Publication Spotlight: Dr. Atta

Ismail Atta Sherin

Interview with Sherin Ismail Atta, PharmD, MPH-epi, BCPS, BCACP, PhD student, Pharmacoepidemiology, Gillings School of Global Public Health, author of Ondansetron and the Risk of Sudden Cardiac Death among Individuals Receiving Maintenance Hemodialysis.

What question did your study aim to answer?

The study aimed to evaluate the comparative cardiac safety of commonly prescribed antiemetics among people receiving maintenance hemodialysis. Specifically, we compared ondansetron, an antiemetic known to prolong the QT-interval, to antiemetics with lesser QT-interval-prolonging potential.

What inspired you to conduct this study?

The risk of sudden cardiac death among individuals receiving hemodialysis is nearly 20-times that of the risk of individuals not receiving dialysis. Several factors such as high prevalence of structural heart disease, electrolyte abnormalities and polypharmacy including the use of medications known to prolong the QT-interval render people receiving hemodialysis at a high risk of cardiac complications, including sudden cardiac death. Ondansetron is known to prolong the QT-interval, but its cardiac safety compared to antiemetics with lesser QT-interval-prolonging potential is unknown.

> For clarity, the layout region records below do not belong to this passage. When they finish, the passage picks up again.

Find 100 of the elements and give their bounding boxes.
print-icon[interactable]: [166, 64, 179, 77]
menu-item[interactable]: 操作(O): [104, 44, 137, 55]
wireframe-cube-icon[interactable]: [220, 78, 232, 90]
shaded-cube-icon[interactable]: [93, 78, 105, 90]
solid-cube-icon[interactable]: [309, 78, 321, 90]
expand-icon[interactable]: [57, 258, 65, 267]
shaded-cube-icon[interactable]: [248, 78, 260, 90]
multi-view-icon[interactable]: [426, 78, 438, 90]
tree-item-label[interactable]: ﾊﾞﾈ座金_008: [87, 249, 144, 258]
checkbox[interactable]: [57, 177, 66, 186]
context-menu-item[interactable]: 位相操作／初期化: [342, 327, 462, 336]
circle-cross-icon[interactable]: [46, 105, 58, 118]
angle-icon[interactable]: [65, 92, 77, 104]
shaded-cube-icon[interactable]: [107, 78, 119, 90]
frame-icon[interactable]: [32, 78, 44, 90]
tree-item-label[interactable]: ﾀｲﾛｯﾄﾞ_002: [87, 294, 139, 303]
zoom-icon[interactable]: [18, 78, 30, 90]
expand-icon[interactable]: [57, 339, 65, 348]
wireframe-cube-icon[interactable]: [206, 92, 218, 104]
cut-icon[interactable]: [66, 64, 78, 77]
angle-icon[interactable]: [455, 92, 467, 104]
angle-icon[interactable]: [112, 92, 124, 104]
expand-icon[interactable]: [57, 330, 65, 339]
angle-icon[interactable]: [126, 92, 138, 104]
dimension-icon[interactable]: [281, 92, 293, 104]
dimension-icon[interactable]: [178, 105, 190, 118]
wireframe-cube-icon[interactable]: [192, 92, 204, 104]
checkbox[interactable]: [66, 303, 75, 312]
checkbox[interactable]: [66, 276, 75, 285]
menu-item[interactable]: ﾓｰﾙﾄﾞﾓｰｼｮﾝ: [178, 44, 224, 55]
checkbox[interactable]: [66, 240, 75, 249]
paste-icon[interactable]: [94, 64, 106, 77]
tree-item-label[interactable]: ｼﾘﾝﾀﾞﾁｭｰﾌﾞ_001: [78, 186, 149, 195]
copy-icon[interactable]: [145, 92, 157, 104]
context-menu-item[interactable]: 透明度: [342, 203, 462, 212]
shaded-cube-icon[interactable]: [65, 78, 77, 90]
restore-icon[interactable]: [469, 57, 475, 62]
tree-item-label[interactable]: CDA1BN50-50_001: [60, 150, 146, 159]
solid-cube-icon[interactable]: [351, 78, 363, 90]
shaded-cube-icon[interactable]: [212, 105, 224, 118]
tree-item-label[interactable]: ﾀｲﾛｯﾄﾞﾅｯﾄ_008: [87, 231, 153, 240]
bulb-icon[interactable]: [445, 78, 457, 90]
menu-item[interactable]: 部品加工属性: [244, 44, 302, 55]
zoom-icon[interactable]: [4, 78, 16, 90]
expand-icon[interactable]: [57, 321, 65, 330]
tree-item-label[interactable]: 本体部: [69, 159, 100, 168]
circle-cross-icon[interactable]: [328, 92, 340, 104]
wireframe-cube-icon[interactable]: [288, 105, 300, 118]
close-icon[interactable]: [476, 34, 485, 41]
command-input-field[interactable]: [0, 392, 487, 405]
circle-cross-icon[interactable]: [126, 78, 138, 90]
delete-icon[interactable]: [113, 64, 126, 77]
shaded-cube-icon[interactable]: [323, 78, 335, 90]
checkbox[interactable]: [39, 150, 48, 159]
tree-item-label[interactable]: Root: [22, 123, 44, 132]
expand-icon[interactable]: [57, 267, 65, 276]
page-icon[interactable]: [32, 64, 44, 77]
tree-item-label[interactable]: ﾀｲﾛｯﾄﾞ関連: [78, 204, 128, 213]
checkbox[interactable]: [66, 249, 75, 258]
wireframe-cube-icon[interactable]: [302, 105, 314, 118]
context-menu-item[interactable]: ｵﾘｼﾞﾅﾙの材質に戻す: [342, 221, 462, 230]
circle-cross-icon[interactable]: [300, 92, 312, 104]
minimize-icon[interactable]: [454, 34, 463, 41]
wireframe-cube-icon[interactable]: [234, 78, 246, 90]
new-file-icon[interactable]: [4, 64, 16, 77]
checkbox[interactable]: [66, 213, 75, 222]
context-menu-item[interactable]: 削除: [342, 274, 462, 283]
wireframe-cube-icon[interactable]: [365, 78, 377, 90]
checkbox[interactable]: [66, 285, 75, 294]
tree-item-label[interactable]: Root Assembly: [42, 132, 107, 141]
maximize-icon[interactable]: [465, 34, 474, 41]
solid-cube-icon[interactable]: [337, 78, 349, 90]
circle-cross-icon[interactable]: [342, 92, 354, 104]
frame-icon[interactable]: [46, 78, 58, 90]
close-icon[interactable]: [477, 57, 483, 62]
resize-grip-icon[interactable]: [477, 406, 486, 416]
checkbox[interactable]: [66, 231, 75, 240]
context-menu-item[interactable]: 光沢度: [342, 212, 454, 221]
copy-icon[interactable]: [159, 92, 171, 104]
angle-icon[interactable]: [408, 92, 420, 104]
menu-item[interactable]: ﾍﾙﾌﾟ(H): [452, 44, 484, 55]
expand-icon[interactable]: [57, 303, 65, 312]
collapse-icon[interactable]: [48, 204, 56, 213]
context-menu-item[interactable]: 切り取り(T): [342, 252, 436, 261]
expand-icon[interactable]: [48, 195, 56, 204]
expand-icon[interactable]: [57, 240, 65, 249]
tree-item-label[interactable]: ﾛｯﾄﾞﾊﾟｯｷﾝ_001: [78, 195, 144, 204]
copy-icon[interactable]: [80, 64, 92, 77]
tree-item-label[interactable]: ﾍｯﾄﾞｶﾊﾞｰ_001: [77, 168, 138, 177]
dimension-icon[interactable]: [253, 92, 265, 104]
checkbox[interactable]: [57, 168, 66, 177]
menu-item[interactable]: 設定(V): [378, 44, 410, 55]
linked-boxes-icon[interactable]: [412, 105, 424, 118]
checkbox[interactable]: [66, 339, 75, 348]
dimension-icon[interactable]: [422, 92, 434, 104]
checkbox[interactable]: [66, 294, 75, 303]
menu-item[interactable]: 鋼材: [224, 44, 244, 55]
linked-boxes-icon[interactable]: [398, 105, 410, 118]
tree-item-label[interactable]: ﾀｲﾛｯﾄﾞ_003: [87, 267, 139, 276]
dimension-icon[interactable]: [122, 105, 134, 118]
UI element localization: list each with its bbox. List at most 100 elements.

Which USRDS datasets did you use to conduct your study?

We used the standard analytical USRDS files including core forms (i.e. death notification form- CMS 2746 and medical evidence reports form- CMS 2728), hospital and institutional claims (Medicare Part A), physician/supplier claims (Medicare Part B), and prescription drug claims (Medicare Part D).

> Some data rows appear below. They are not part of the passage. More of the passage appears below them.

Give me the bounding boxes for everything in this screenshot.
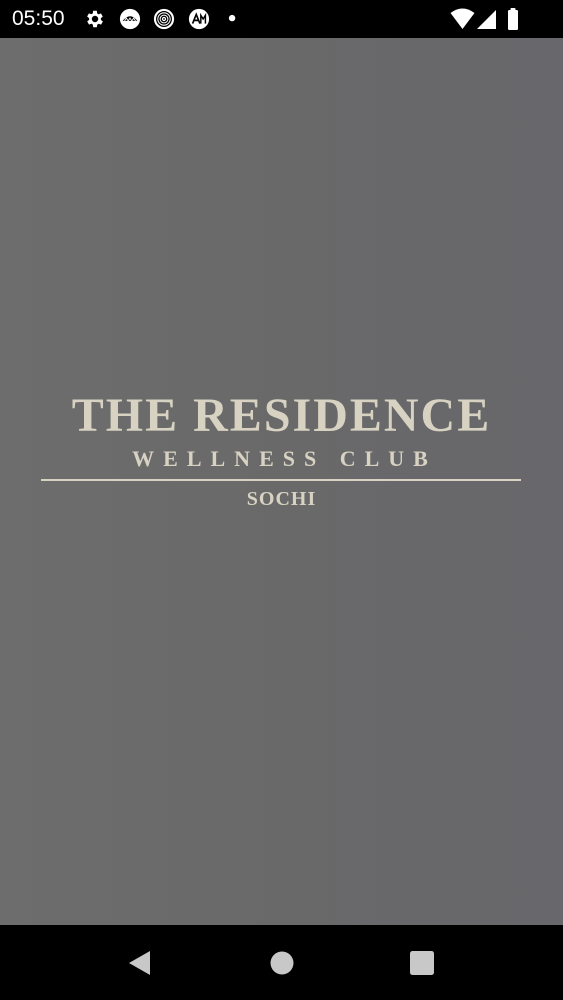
logo-divider <box>41 479 521 481</box>
status-bar: 05:50 <box>0 0 563 38</box>
ai-app-icon <box>188 8 210 30</box>
wifi-icon <box>450 8 475 29</box>
logo-subtitle: WELLNESS CLUB <box>132 446 437 471</box>
cellular-signal-icon <box>477 10 496 29</box>
home-icon[interactable] <box>268 949 296 977</box>
spiral-app-icon <box>153 8 175 30</box>
logo-title: THE RESIDENCE <box>71 389 492 442</box>
battery-icon <box>508 8 518 30</box>
umbrella-app-icon <box>119 8 141 30</box>
navigation-bar <box>0 925 563 1000</box>
settings-icon <box>87 10 103 28</box>
app-screen: 05:50 THE RESIDENCE WELLNESS CLUB SOCHI <box>0 0 563 1000</box>
splash-screen: THE RESIDENCE WELLNESS CLUB SOCHI <box>0 38 563 925</box>
notification-dot-icon <box>228 14 236 22</box>
recents-icon[interactable] <box>408 949 436 977</box>
back-icon[interactable] <box>126 949 154 977</box>
logo-city: SOCHI <box>246 488 317 510</box>
status-time: 05:50 <box>12 7 65 30</box>
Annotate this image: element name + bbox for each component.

Using plain language, please summarize your study conclusions in two or three points.

In a cohort of 119,254 individuals receiving in-center hemodialysis, initiation of oral ondansetron compared to initiation of antiemetics with lesser QT prolonging potential was associated with a higher 10-day risk of sudden cardiac death. Analyses considering additional cardiac outcomes had consistent findings. When selecting antiemetics for people receiving hemodialysis, clinicians should be cognizant of the QT-prolonging potential of the antiemetic.

Please share a specific insight about working with USRDS data that you learned during the completion of this study.

USRDS is a rich data source for researchers as it allows us to leverage real life experiences of people receiving hemodialysis. Proper use of the data has the potential to provide robust evidence that informs patients, clinicians, and policy decision-makers. This is especially important in dialysis as we often lack randomized controlled trials, the gold standard for evidence, for many important clinical decisions.